Arabic ASR Fine-Tune
Fine-tuned Whisper Large-v3 with LoRA across 14 Arabic dialects, then optimized for sub-400 ms inference.
- Period
- 2025 · Arcain
- Role
- AI / Voice Engineer
- Stack
- PyTorch · Hugging Face Transformers · PEFT / LoRA · CTranslate2 · Faster-Whisper · AWS EC2 GPU
Outcome
Context
Arabic is one of the most underserved languages in production ASR. Off-the-shelf Whisper Large-v3 ran at 30.6% WER on dialectal Arabic — usable for transcription, unusable for a real-time voice agent that needs to act on what it hears. The goal was to bring quality to production grade across 14 dialects without giving up inference latency.
Approach
Fine-tuned Whisper Large-v3 with LoRA adapters (rank 32, alpha 64) on a curated corpus of 53,267 training samples and 5,913 evaluation samples spanning Gulf, Levantine, Egyptian, and Maghrebi dialects.
After training, converted the merged model to CTranslate2 and served it through Faster-Whisper. That conversion was the difference between a research artifact and a production speech engine — it cut p50 ASR latency to 345 ms on AWS GPU and kept memory headroom for concurrent sessions.
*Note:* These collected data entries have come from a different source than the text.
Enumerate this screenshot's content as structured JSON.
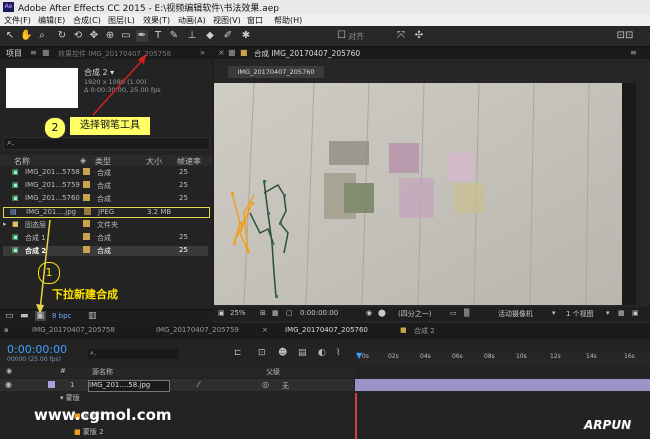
{
  "window": {
    "title": "Adobe After Effects CC 2015 - E:\\视频编辑软件\\书法效果.aep",
    "app_icon": "Ae"
  },
  "menu": [
    "文件(F)",
    "编辑(E)",
    "合成(C)",
    "图层(L)",
    "效果(T)",
    "动画(A)",
    "视图(V)",
    "窗口",
    "帮助(H)"
  ],
  "toolbar": {
    "snap_label": "对齐",
    "icons": [
      "selection-icon",
      "hand-icon",
      "zoom-icon",
      "rotate-icon",
      "camera-orbit-icon",
      "pan-behind-icon",
      "rectangle-icon",
      "pen-icon",
      "type-icon",
      "brush-icon",
      "clone-stamp-icon",
      "eraser-icon",
      "roto-brush-icon",
      "puppet-pin-icon"
    ]
  },
  "project": {
    "tab_label": "项目",
    "effects_tab": "效果控件 IMG_20170407_205758",
    "comp_name": "合成 2 ▾",
    "comp_size": "1920 x 1080 (1.00)",
    "comp_duration": "Δ 0:00:30:00, 25.00 fps",
    "search_icon": "search-icon",
    "columns": [
      "名称",
      "类型",
      "大小",
      "帧速率"
    ],
    "items": [
      {
        "name": "IMG_201...5758",
        "type": "合成",
        "size": "",
        "fps": "25",
        "kind": "comp"
      },
      {
        "name": "IMG_201...5759",
        "type": "合成",
        "size": "",
        "fps": "25",
        "kind": "comp"
      },
      {
        "name": "IMG_201...5760",
        "type": "合成",
        "size": "",
        "fps": "25",
        "kind": "comp"
      },
      {
        "name": "IMG_201....jpg",
        "type": "JPEG",
        "size": "3.2 MB",
        "fps": "",
        "kind": "image"
      },
      {
        "name": "固态层",
        "type": "文件夹",
        "size": "",
        "fps": "",
        "kind": "folder"
      },
      {
        "name": "合成 1",
        "type": "合成",
        "size": "",
        "fps": "25",
        "kind": "comp"
      },
      {
        "name": "合成 2",
        "type": "合成",
        "size": "",
        "fps": "25",
        "kind": "comp"
      }
    ],
    "bpc": "8 bpc"
  },
  "composition": {
    "tab_label": "合成 IMG_20170407_205760",
    "subtab": "IMG_20170407_205760",
    "zoom": "25%",
    "timecode": "0:00:00:00",
    "resolution": "(四分之一)",
    "camera": "活动摄像机",
    "views": "1 个视图"
  },
  "timeline": {
    "tabs": [
      "IMG_20170407_205758",
      "IMG_20170407_205759",
      "IMG_20170407_205760",
      "合成 2"
    ],
    "timecode": "0:00:00:00",
    "fps_note": "00000 (25.00 fps)",
    "col_num": "#",
    "col_name": "源名称",
    "col_parent": "父级",
    "layer_num": "1",
    "layer_name": "IMG_201....58.jpg",
    "parent_value": "无",
    "masks_label": "蒙版",
    "mask1": "蒙版 1",
    "mask2": "蒙版 2",
    "ruler": [
      "0s",
      "02s",
      "04s",
      "06s",
      "08s",
      "10s",
      "12s",
      "14s",
      "16s"
    ]
  },
  "annotations": {
    "step2_num": "2",
    "step2_text": "选择钢笔工具",
    "step1_num": "1",
    "step1_text": "下拉新建合成"
  },
  "watermark": {
    "site": "www.cgmol.com",
    "logo": "ARPUN"
  }
}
The bug that almost killed it
During inference the model would loop — repeating a token forever until the decoder hit its max length. After tracing it back through the data collator I found a BOS-token double-prepend bug: the collator was inserting the beginning-of-sequence token a second time on top of what the tokenizer had already added. The model learned to output it during training, then at inference time the decoder saw it and never stopped.
One-line fix in the collator. The lesson — that bug only surfaces when you actually run end-to-end inference under load — went into the team's internal postmortem.
What I'd do differently
Add inference-time generation tests to the training loop, not just loss + WER on held-out audio. Loss can look healthy while the decoder is silently broken.